Abstract: With the sudden and bewildering changes in the Indian market, how to find opportunities for app export?
The Indian market has tremendous potential with its large population and nearly 500 million smartphone users. But many companies operating in India were caught unprepared by India’s latest ban on apps with Chinese backgrounds. In this article, I will provide insights into the capricious Indian market based on the market policies recently issued by India and the marketing data about Indian mobile apps (non-game) in 2021 provided by SocialPeta, a platform of advertising and marketing analysis.
App Market “Decoupling from China”
According to the news release by the Indian Express and many other mainstream Indian media on 14 February, India’s Ministry of Electronics and Information Technology had an order issued under Section 69A of the Information Technology Act to ban 54 Chinese apps. The banned apps included mobile games like Garena Free Fire and tool apps like Beauty Camera.
The Indian government has made a series of moves to restrict Chinese apps since June 2020. The reasons are multifold.
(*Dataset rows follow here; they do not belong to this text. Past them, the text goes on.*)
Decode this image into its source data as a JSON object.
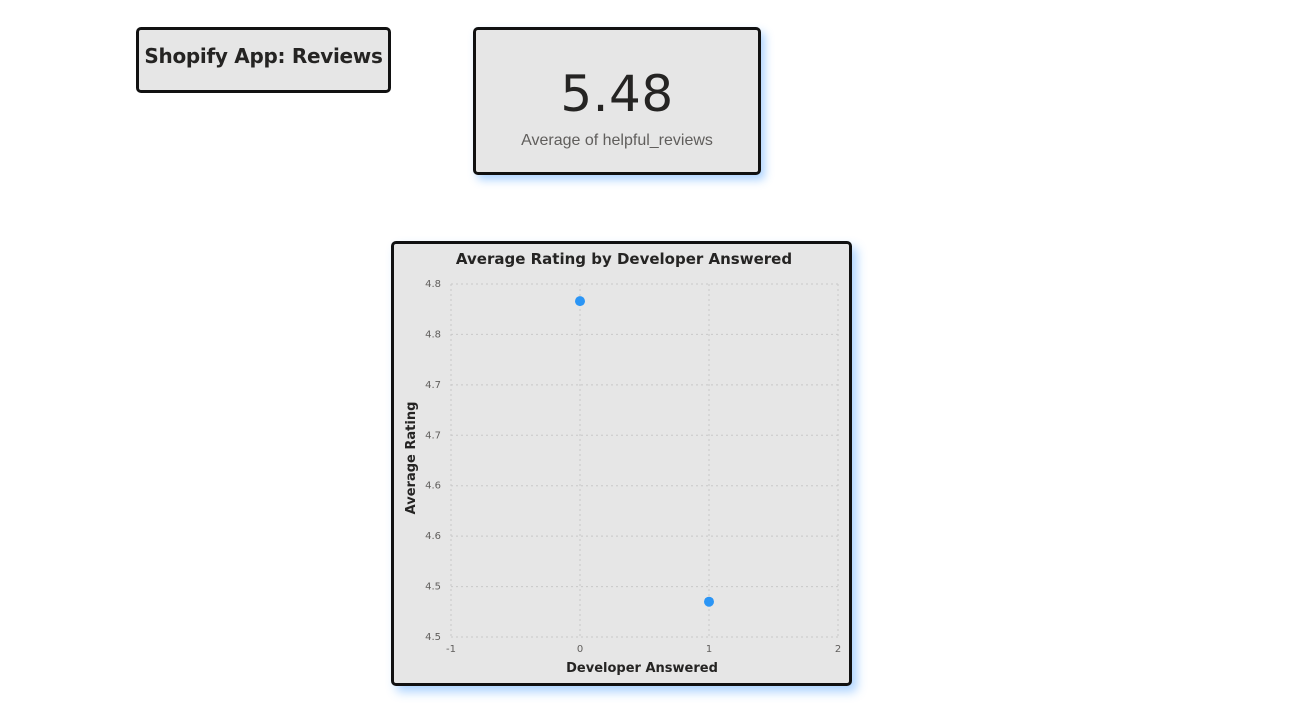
{
  "header": {
    "title": "Shopify App: Reviews"
  },
  "kpi": {
    "value": "5.48",
    "label": "Average of helpful_reviews"
  },
  "chart_data": {
    "type": "scatter",
    "title": "Average Rating by Developer Answered",
    "xlabel": "Developer Answered",
    "ylabel": "Average Rating",
    "xlim": [
      -1,
      2
    ],
    "ylim": [
      4.5,
      4.85
    ],
    "x_ticks": [
      "-1",
      "0",
      "1",
      "2"
    ],
    "y_ticks": [
      "4.8",
      "4.8",
      "4.7",
      "4.7",
      "4.6",
      "4.6",
      "4.5",
      "4.5"
    ],
    "grid": true,
    "point_color": "#2b95f5",
    "points": [
      {
        "x": 0,
        "y": 4.833
      },
      {
        "x": 1,
        "y": 4.535
      }
    ]
  }
}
With international conflicts cited as the convenient and obvious reason, the most important reason was that India wanted to boost its local apps. The non-game apps involved in the ban were mostly pan-entertainment products, including the following types: short video, social, selfie, cross-border e-commerce, telecommuting, internet tools, etc. The vacancies left by those apps could be filled by India’s local apps.
Rise of India’s Local Apps
Based on the data from SocialPeta, I have sorted out a list of the top 30 mobile apps (non-game) by download in India in 2021. On the App Store, there were 8 spots occupied by India’s local apps, among which, the food app Zomato was ranked the highest with over 2.5 million downloads and a ranking of No. 13 in 2021. (On the chart below, Indian apps are marked in red while Chinese apps in yellow)
On Google Play, Indian apps were dominant with 15 Indian apps on the rankings. Outstanding among them was Meesho, an e-commerce and social app, which received over 158 million downloads to be ranked 2nd in 2021.
The ban of TikTok in India benefited YouTube Shorts and also led to the rapid growth of many local short-video platforms in India to share the market. There were 3 Indian short video apps ranked among the top 30, ranking 4th, 7th, and 8th, respectively.
(Only 3 Chinese apps are left on the chart)
MX TakaTak, a short video app launched by Mx Player, reported over 126 million downloads to rank 4th in 2021. MX TakaTak version 1.0.1 was released in July 2020 (India announced the ban of TikTok in June 2020) with its name and logo very similar to those of TikTok. MX TakaTak was quite promising and had nearly 10 million MAU in January 2022.
As Advertising Slows Down, India Faces Inventory Competition
According to SocialPeta, the growth of mobile app (non-game) advertisers slowed down in the past 5 years in India. 2021 saw a total of 23,000 mobile app (non-game) advertisers, up 2.34% compared to 2020. It’s predicted that the growth of advertisers will continue to slow down slightly in 2022.
The Second Quarter Saw the Most Ad Creatives
India had an average of nearly 9000 monthly active advertisers in 2021, with a peak of 10,186 active advertisers in September and a generally stable number of active advertisers in each month.
As for the average creatives, April saw the most ad creatives per advertiser, an average of 377 creatives per mobile app (non-game) advertiser. But the average creatives started to drop after April and, after a slight increase in October and November, dropped to an average of 251 creatives in December.
Fierce Competition Among Pan-Entertainment Apps
In terms of app types, office business app advertisers were the most in number, a total of over 2600; followed by shopping app advertisers. Lifestyle apps were the third most; comic app advertisers were the least, less than 30.
Tool apps had the most ad creatives, nearly 1.7 million, accounting for over 17.76%; followed by social and reading apps, accounting for 15.33% and 12.61%, respectively.
With the increasing popularity, the demand for pan-entertainment apps was also increasing. Competition was fiercest in advertising reading apps which had over 2000 active creatives per advertiser, ranking first of all app types; followed by online comic apps and social apps, both had over 1000 active creatives per advertiser.
Let’s look at the advertising cost curves of mobile apps (non-game) on platforms owned by Meta in India. According to the Cost Intelligence on SocialPeta, we can see that in 2021 India had an average CPM of $2.21, up 35% YoY; CPC of $0.16, up 33% YoY; CTR of 2.35%, up 27% YoY.
Based on the current data, Indian apps had increased their presence in the Indian market after Chinese apps were banned. The vacancy left by many highly alternative tool apps was replaced by India’s local apps, and there were even some good replicas of pan-entertainment apps. But in the long run, the lack of strong competitors will be bad for the healthy development of India’s mobile market. India will have to improve its own products to be more competitive to achieve real success.
As for app companies that intend to enter the Indian market, my advice is not to do it rashly when the situation is still uncertain in the first half of the year. Driven by the trend of globalization, economic cooperation between China and India will certainly be reconsidered in the future. The Indian market will still have potential when the political and economic environment is improved in the future.